New York 23/11/2011 - Gold on the Comex division of the New York Mercantile Exchange shunned its safe-haven status on Wednesday, with investors fearing that the spread of the eurozone debt crisis into stalwarts France and Germany would constrict global liquidity.

Gold futures for December delivery were last down $22.20 or 1.3 percent at $1,680.20 per ounce in New York. Trade has ranged from $1,680.20 to $1,710.80.

In Europe, an unexpectedly weak auction of German government bonds could indicate that the credit crisis has leaked into the strongest member of the 17-nation currency union.

Germany was only able to sell 3.644 billion euros of a 6-billion-euro 10-year bund offering that was priced at a 1.98-percent yield.

In France, Fitch Ratings said that the increase in government debt has largely exhausted the fiscal space to absorb further adverse shocks without undermining the country's AAA status.

“These two pieces [of news] are part of the same story. France and Germany won't be able to underwrite the rest of Europe's debt forever,” a US-based gold trader said.

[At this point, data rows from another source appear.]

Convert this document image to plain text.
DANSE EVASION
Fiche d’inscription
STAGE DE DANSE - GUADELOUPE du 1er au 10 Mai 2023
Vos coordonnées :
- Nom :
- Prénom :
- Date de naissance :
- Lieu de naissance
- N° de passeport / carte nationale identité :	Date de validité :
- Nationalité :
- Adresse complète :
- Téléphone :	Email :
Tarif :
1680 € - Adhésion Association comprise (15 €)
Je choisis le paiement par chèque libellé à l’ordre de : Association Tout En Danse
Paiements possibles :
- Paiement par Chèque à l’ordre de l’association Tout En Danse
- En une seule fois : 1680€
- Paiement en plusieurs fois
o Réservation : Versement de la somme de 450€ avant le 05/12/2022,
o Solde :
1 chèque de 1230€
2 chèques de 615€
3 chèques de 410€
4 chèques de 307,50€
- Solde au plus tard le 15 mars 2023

“Why would investors buy German debt at two percent when they know that Berlin is on the hook for Italy and Spain at seven percent for as long as the euro exists?” the trader added.

A central cog of gold's bull story is that the ECB, the IMF and other central banks will have pump massive amounts of cash into the markets to support the region's struggling countries. This massive liquidity would debase paper currencies and push investors into the relative safety of precious metals.

“But, at the end of the day, that money is going to come from Germany and France and maybe China at some point. If the Germans were to lose access to cheap debt, that would prove to be a big negative for gold,” the trader said.

“That's why today is a liquidation day with people selling everything that isn't nailed down. The only real safety net is the dollar,” he added.

The debt anxiety in Europe pushed the euro down nearly two cents to 1.3334 against the dollar. Equities were lower, with the Dow Jones industrial average and S&P 500 off 1.64 percent and 1.81 percent respectively.

In other macroeconomic data, Germany's PMI came in worse than expected at 47.9 against a forecast of 46.6. Any number below 50 indicates that the economic activity is contracting.

“This is keeping the euro on the back foot - this strong dollar environment continues to make it extremely difficult for commodities to make any solid gains,” Standard Bank said in a note.

In the US, initial jobless claims for last week at 393,000 were slightly disappointing - they were expected to come in at 389,000 - but they were still below the crucial 400,000 level.

Meanwhile, October durable goods orders fell to -0.7 percent but this reading was better than the predicted 1.1-percent drop. Personal income, which has been trending lower since April, showed a rebound to 0.4 percent last month, while consumer spending came in worse than expected at 0.1 percent from 0.4 percent and compared to the previous 0.6 percent.

In China, the November HSBC flash Chinese Manufacturing PMI was reported at 48.0 from 51.0 previously, which is the lowest level since March 2009.